Too often, Christians have used the Bible as a kind of weapon, extracting clobber passages and beating sexual minorities over the head. And then we use those same passages to plug up our ears so we don’t have to hear their anguished cries. Surely that can’t be the way to go.
Of course, Christians can’t ignore the Bible. But if we don’t seriously wrestle with what it means to love our gay and lesbian neighbors as ourselves, that’s exactly what we’re doing. If self-righteous certainty takes the place of compassionate attention, we haven’t been paying attention to Jesus. We need to listen to our neighbors in all their diversity, including those who are gay, lesbian, bisexual, transender, and beyond. We need to hear their stories—stories about how Christian condemnation has affected them, and what access to same-sex marriage means for their lives. And then we need to struggle with what that means for living out the law of love.

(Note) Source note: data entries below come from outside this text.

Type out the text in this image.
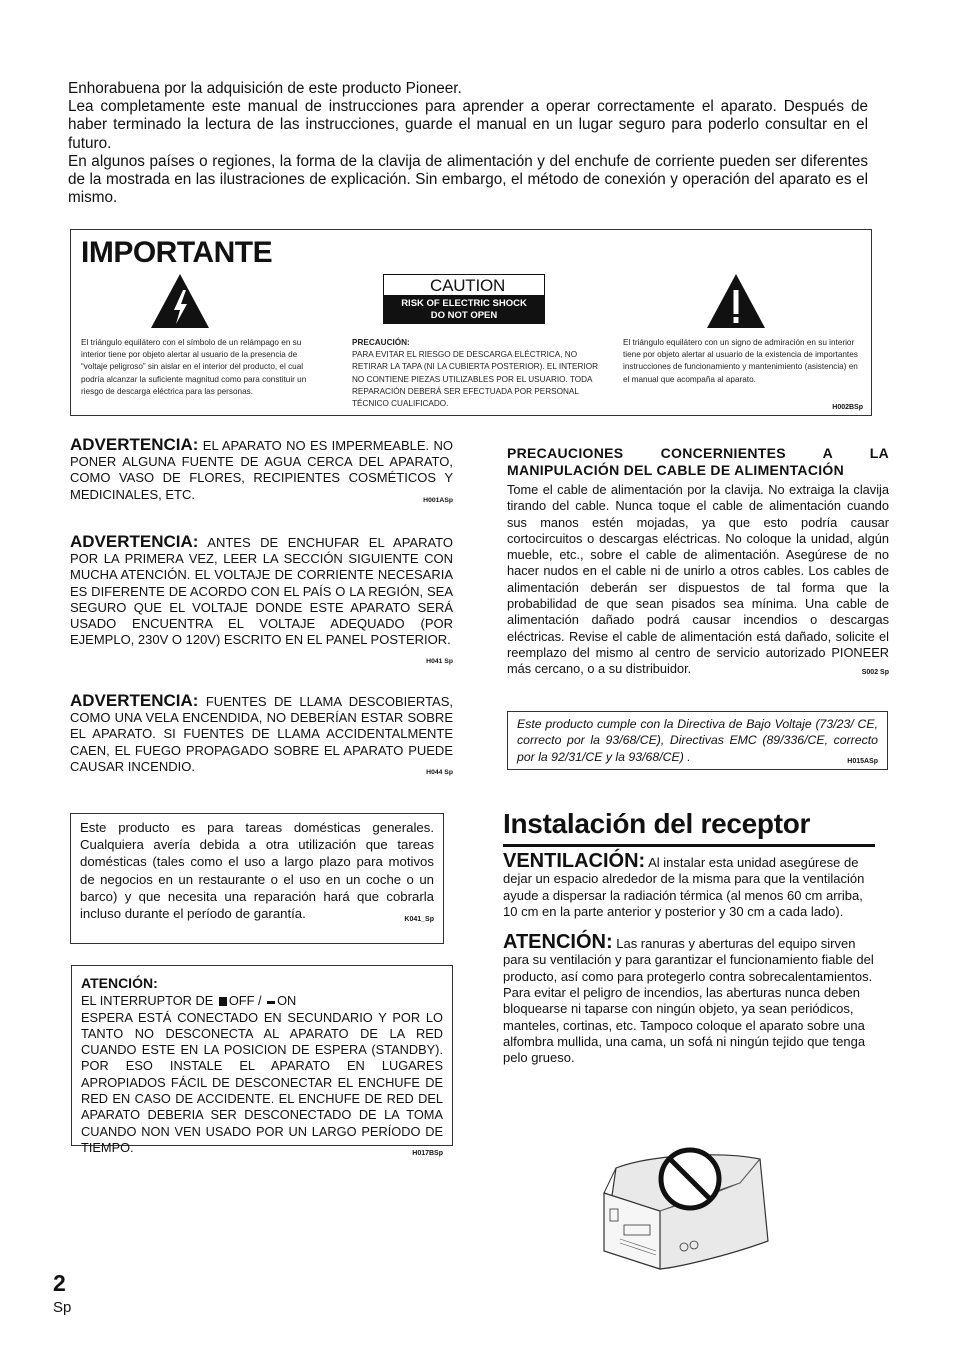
Enhorabuena por la adquisición de este producto Pioneer.

Lea completamente este manual de instrucciones para aprender a operar correctamente el aparato. Después de haber terminado la lectura de las instrucciones, guarde el manual en un lugar seguro para poderlo consultar en el futuro.

En algunos países o regiones, la forma de la clavija de alimentación y del enchufe de corriente pueden ser diferentes de la mostrada en las ilustraciones de explicación. Sin embargo, el método de conexión y operación del aparato es el mismo.

IMPORTANTE
CAUTION
RISK OF ELECTRIC SHOCK
DO NOT OPEN
El triángulo equilátero con el símbolo de un relámpago en su interior tiene por objeto alertar al usuario de la presencia de “voltaje peligroso” sin aislar en el interior del producto, el cual podría alcanzar la suficiente magnitud como para constituir un riesgo de descarga eléctrica para las personas.
PRECAUCIÓN:
PARA EVITAR EL RIESGO DE DESCARGA ELÉCTRICA, NO RETIRAR LA TAPA (NI LA CUBIERTA POSTERIOR). EL INTERIOR NO CONTIENE PIEZAS UTILIZABLES POR EL USUARIO. TODA REPARACIÓN DEBERÁ SER EFECTUADA POR PERSONAL TÉCNICO CUALIFICADO.
El triángulo equilátero con un signo de admiración en su interior tiene por objeto alertar al usuario de la existencia de importantes instrucciones de funcionamiento y mantenimiento (asistencia) en el manual que acompaña al aparato.
H002BSp
ADVERTENCIA: EL APARATO NO ES IMPERMEABLE. NO PONER ALGUNA FUENTE DE AGUA CERCA DEL APARATO, COMO VASO DE FLORES, RECIPIENTES COSMÉTICOS Y MEDICINALES, ETC.	H001ASp
ADVERTENCIA: ANTES DE ENCHUFAR EL APARATO POR LA PRIMERA VEZ, LEER LA SECCIÓN SIGUIENTE CON MUCHA ATENCIÓN. EL VOLTAJE DE CORRIENTE NECESARIA ES DIFERENTE DE ACORDO CON EL PAÍS O LA REGIÓN, SEA SEGURO QUE EL VOLTAJE DONDE ESTE APARATO SERÁ USADO ENCUENTRA EL VOLTAJE ADEQUADO (POR EJEMPLO, 230V O 120V) ESCRITO EN EL PANEL POSTERIOR.
H041 Sp
ADVERTENCIA: FUENTES DE LLAMA DESCOBIERTAS, COMO UNA VELA ENCENDIDA, NO DEBERÍAN ESTAR SOBRE EL APARATO. SI FUENTES DE LLAMA ACCIDENTALMENTE CAEN, EL FUEGO PROPAGADO SOBRE EL APARATO PUEDE CAUSAR INCENDIO.	H044 Sp
Este producto es para tareas domésticas generales. Cualquiera avería debida a otra utilización que tareas domésticas (tales como el uso a largo plazo para motivos de negocios en un restaurante o el uso en un coche o un barco) y que necesita una reparación hará que cobrarla incluso durante el período de garantía.	K041_Sp
ATENCIÓN:
EL INTERRUPTOR DE OFF / ON
ESPERA ESTÁ CONECTADO EN SECUNDARIO Y POR LO TANTO NO DESCONECTA AL APARATO DE LA RED CUANDO ESTE EN LA POSICION DE ESPERA (STANDBY). POR ESO INSTALE EL APARATO EN LUGARES APROPIADOS FÁCIL DE DESCONECTAR EL ENCHUFE DE RED EN CASO DE ACCIDENTE. EL ENCHUFE DE RED DEL APARATO DEBERIA SER DESCONECTADO DE LA TOMA CUANDO NON VEN USADO POR UN LARGO PERÍODO DE TIEMPO.	H017BSp
PRECAUCIONES CONCERNIENTES A LA MANIPULACIÓN DEL CABLE DE ALIMENTACIÓN
Tome el cable de alimentación por la clavija. No extraiga la clavija tirando del cable. Nunca toque el cable de alimentación cuando sus manos estén mojadas, ya que esto podría causar cortocircuitos o descargas eléctricas. No coloque la unidad, algún mueble, etc., sobre el cable de alimentación. Asegúrese de no hacer nudos en el cable ni de unirlo a otros cables. Los cables de alimentación deberán ser dispuestos de tal forma que la probabilidad de que sean pisados sea mínima. Una cable de alimentación dañado podrá causar incendios o descargas eléctricas. Revise el cable de alimentación está dañado, solicite el reemplazo del mismo al centro de servicio autorizado PIONEER más cercano, o a su distribuidor.	S002 Sp
Este producto cumple con la Directiva de Bajo Voltaje (73/23/ CE, correcto por la 93/68/CE), Directivas EMC (89/336/CE, correcto por la 92/31/CE y la 93/68/CE) .	H015ASp
Instalación del receptor
VENTILACIÓN: Al instalar esta unidad asegúrese de dejar un espacio alrededor de la misma para que la ventilación ayude a dispersar la radiación térmica (al menos 60 cm arriba, 10 cm en la parte anterior y posterior y 30 cm a cada lado).
ATENCIÓN: Las ranuras y aberturas del equipo sirven para su ventilación y para garantizar el funcionamiento fiable del producto, así como para protegerlo contra sobrecalentamientos. Para evitar el peligro de incendios, las aberturas nunca deben bloquearse ni taparse con ningún objeto, ya sean periódicos, manteles, cortinas, etc. Tampoco coloque el aparato sobre una alfombra mullida, una cama, un sofá ni ningún tejido que tenga pelo grueso.
2
Sp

Only then can we hope to move closer to the one thing God longs for more than anything else: The Triumph of Love.
A double "déjà vu" for me. My son also is a video producer and a great one at that. And I can't remember how many times I heard that slogan "hate the sin but love the sinner" in my evangelical days. Initially, it didn't dawn on me the implications of what that meant, but over time I began to have very huge problems with that analogy. Like the sense of this for your book trailer but maybe others will have suggestions how to fine tune it.
ReplyDeleteI like the text but would like to point out something that struck me as dissonant. To answer the question “So you don’t think [homosexual behavior is] a sin?” with “Love the sinner but hate the sin.” sounds like “Yes, it is a sin, but we love homosexuals nonetheless”.